After arriving in Berlin we went without any delay to Cecilienhof, a beautiful palace near to where the Potsdam Conference took place in 1945 - this being the conference to decide what should happen next in the aftermath of the Second World War. An evening visit to the East Side Gallery followed, where we saw a section of the Berlin Wall covered in what has become world-famous graffiti and powerful, mesmerising artwork. This gave us an idea of what people really felt inside and how wonderfully they expressed it through their art.

On the second day, we were introduced to the history of Berlin during the Cold War, when it was divided by the Berlin Wall to prevent anyone leaving the Eastern (Soviet) zone into the Western (British, American and French) zone. We went to an area of the wall that had been rebuilt to show how it would have looked during the 1960s, and it was clear to see how hard an escape attempt would have been - it gave us an insight of the struggle of the people back then. An overview of life in East Berlin in the Bernauer Strasse Museum preceded a trip to the Stasi Prison Museum, a place where political prisoners and people who tried to leave East Berlin were held and tortured in harsh conditions. In addition, we had a visit to the statues of two iconic figures that revolutionised communism: Karl Marx and Friedrich Engels. This extremely busy day was concluded when we went up the 368m high TV Tower, where we had some stunning views of the city of Berlin at sunset.

The third day was very much a day of memorial, where we visited one of the most notorious concentration camps for prisoners - Sachsenhausen. We learnt about the harsh conditions for inmates during Hitler’s reign. The day was balanced out with a trip to the Olympic Stadium (which was being set up for a Guns and Roses concert the following day) and a blacklit indoor mini golf course! It was a relaxing way to end a stressful day.

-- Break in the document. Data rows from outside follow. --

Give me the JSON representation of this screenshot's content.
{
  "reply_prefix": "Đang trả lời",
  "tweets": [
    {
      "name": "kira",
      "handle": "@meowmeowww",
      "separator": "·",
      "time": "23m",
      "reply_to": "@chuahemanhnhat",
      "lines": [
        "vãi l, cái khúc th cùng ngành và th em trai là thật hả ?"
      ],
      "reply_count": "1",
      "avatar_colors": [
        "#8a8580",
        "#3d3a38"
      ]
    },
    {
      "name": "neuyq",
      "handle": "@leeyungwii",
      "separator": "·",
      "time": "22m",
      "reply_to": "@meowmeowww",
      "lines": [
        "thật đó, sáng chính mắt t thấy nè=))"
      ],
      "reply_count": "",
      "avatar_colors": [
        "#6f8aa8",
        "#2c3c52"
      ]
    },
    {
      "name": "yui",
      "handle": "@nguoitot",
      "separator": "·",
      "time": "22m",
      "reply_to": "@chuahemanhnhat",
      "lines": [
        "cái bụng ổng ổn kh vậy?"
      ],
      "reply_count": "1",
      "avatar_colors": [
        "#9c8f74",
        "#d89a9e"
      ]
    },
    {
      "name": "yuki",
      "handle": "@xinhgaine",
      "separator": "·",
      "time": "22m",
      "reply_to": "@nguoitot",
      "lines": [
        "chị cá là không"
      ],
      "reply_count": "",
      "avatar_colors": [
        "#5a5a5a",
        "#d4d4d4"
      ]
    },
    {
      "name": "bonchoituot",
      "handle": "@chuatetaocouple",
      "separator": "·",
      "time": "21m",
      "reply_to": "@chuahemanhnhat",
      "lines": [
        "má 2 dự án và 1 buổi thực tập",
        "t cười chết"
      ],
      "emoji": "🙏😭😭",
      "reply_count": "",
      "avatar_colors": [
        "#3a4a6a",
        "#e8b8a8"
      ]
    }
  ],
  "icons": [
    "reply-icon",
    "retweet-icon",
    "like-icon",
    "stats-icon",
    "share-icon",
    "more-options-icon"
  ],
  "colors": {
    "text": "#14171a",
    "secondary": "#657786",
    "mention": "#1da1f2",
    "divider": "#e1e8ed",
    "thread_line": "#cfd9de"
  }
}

Our final day began with a three-hour walking tour where we saw some of the more notable sites of the city such as the Brandenburg Gate, the Reichstag and our final memorial of the visit. This collection of grey rectangular blocks of different dimensions was designed to create an uneasy, confusing atmosphere as you walk through. The beauty in this piece is that the artist was so unsure as to how to make a memorial for all those persecuted (Jews, homosexuals, the disabled and so many more) that he left it so open for interpretation. Simple, yet extremely effective. Our final destination was the Palace of Tears: it got its name because it was a location where you could move from West to East Berlin, and there were many tears shed as there was no going back and it was the last time many people expected to ever see their families. To top this off we had a relaxing cruise on the River Spree that went past many of the sites we had visited. This allowed us to reflect and recall all the information we were given as we cruised past.

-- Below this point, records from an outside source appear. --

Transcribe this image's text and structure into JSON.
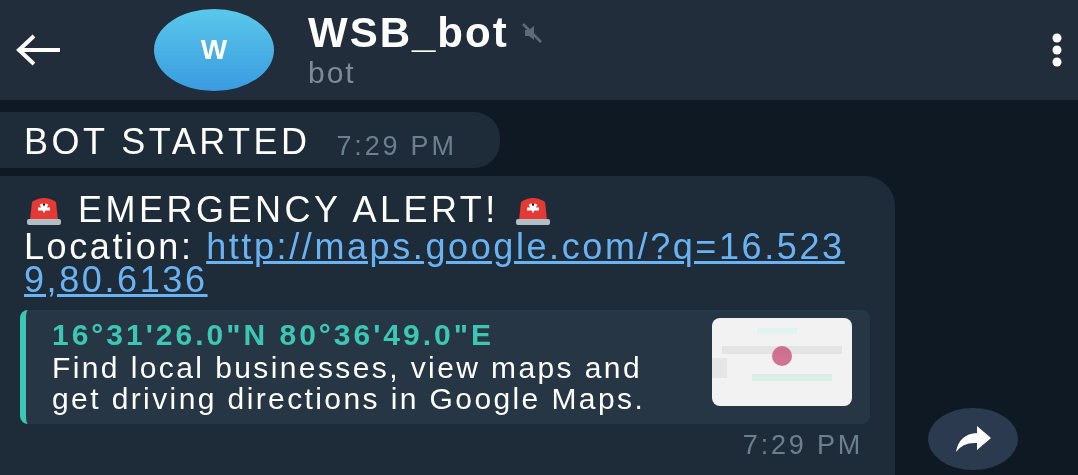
{
  "header": {
    "title": "WSB_bot",
    "subtitle": "bot",
    "avatar_letter": "W",
    "muted": true
  },
  "messages": [
    {
      "kind": "plain",
      "text": "BOT STARTED",
      "time": "7:29 PM"
    },
    {
      "kind": "alert",
      "title": "EMERGENCY ALERT!",
      "label": "Location:",
      "link": "http://maps.google.com/?q=16.5239,80.6136",
      "preview": {
        "title": "16°31'26.0\"N 80°36'49.0\"E",
        "description": "Find local businesses, view maps and get driving directions in Google Maps."
      },
      "time": "7:29 PM"
    }
  ]
}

Thus we ended our trip leaving us all humbled at the great suffering of minorities in Germany in the Second World War and inspired to make a change and to stand up if we ever experience something similar, even on a smaller scale. We all enjoyed every moment of the trip and wished it could have lasted longer, to see what more was happening between the lines. Thanks completely to the History Team and the Visits Office for organising this trip and giving us an incredible opportunity.